Unsere Vorstellungen über den Besuch der Delegation stimmten wir noch einmal ab, als wir die Delegierten vom Dresdner Flugplatz abholten. Horst Heilig, Werner Frettien und ich saßen in einem Wagen, der am Ende der Kolonne fuhr. Wir hatten uns drei Tage lang nicht gesehen – jeder war auf seinem Gebiet mit den Vorbereitungen beschäftigt gewesen.
»Wie sieht’s bei euch aus, erzählt mal!« forderte Horst Heilig uns auf.
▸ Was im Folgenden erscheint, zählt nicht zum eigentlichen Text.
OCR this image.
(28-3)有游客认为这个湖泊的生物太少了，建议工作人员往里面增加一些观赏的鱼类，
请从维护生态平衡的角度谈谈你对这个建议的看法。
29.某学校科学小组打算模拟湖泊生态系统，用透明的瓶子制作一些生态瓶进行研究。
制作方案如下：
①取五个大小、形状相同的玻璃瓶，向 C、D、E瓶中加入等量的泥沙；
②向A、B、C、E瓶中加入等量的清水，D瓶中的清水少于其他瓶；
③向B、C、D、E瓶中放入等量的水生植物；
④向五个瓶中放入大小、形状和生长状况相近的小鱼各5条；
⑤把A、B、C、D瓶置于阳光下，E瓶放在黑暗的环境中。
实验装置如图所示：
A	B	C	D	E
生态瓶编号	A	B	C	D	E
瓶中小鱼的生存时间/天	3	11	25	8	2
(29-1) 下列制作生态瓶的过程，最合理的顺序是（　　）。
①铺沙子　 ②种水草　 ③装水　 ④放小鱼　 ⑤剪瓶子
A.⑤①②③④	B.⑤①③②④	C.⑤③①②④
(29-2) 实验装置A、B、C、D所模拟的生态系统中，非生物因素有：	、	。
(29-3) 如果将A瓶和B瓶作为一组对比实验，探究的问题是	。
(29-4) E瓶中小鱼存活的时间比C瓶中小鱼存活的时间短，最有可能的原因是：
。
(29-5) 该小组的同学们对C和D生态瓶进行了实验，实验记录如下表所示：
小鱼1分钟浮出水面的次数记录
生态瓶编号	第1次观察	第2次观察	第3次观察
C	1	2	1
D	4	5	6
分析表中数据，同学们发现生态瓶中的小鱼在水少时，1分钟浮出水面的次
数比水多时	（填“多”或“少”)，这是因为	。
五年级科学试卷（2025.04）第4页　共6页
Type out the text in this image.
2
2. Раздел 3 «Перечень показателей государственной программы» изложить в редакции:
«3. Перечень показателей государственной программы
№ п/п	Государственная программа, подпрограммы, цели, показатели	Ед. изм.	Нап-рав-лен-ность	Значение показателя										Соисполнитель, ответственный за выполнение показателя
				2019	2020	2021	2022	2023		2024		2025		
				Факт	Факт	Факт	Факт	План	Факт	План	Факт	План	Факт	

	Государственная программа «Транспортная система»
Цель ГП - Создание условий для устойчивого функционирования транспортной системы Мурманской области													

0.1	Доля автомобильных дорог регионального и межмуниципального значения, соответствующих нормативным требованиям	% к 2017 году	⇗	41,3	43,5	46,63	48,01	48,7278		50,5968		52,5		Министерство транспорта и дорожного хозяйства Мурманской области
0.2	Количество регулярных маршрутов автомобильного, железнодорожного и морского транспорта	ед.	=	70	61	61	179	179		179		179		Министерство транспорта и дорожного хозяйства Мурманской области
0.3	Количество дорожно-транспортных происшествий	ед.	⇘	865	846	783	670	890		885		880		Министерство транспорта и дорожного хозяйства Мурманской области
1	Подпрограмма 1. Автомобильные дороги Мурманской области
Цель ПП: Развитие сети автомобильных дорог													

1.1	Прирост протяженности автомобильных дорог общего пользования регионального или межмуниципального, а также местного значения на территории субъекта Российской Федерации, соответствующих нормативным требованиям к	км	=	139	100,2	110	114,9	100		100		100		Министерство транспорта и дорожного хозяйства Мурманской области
Werner Frettien begann: »Bei dem Brasilianer ist leider nicht das herausgekommen, was wir uns erhofft hatten. Es hat keinen Sinn, ihn der Delegation vorzustellen. Aber der Reihe nach: Zuerst wurden Nora und Manuel festgenommen. Der Kubaner hat großartig mitgespielt, nicht einmal die Durchführenden haben bemerkt, daß die ganze Sache verabredet war. Eine Stunde später wurde der Kellner verhaftet. Ich glaube, er wußte wirklich nicht, worum es ging, er glaubte wohl mehr oder weniger an die Eifersuchtsgeschichte, die ihm der Brasilianer aufgetischt hatte. Zuerst war er arrogant und frech und wollte wissen, wo im Strafgesetzbuch etwas darüber steht, daß man andere nicht belauschen dürfe, aber als das Wort Spionage fiel, gab er seinen Widerstand auf. Beweis: Er rückte freiwillig das Geld heraus, das er erhalten hatte, und das will bei dem Typ immerhin etwas heißen.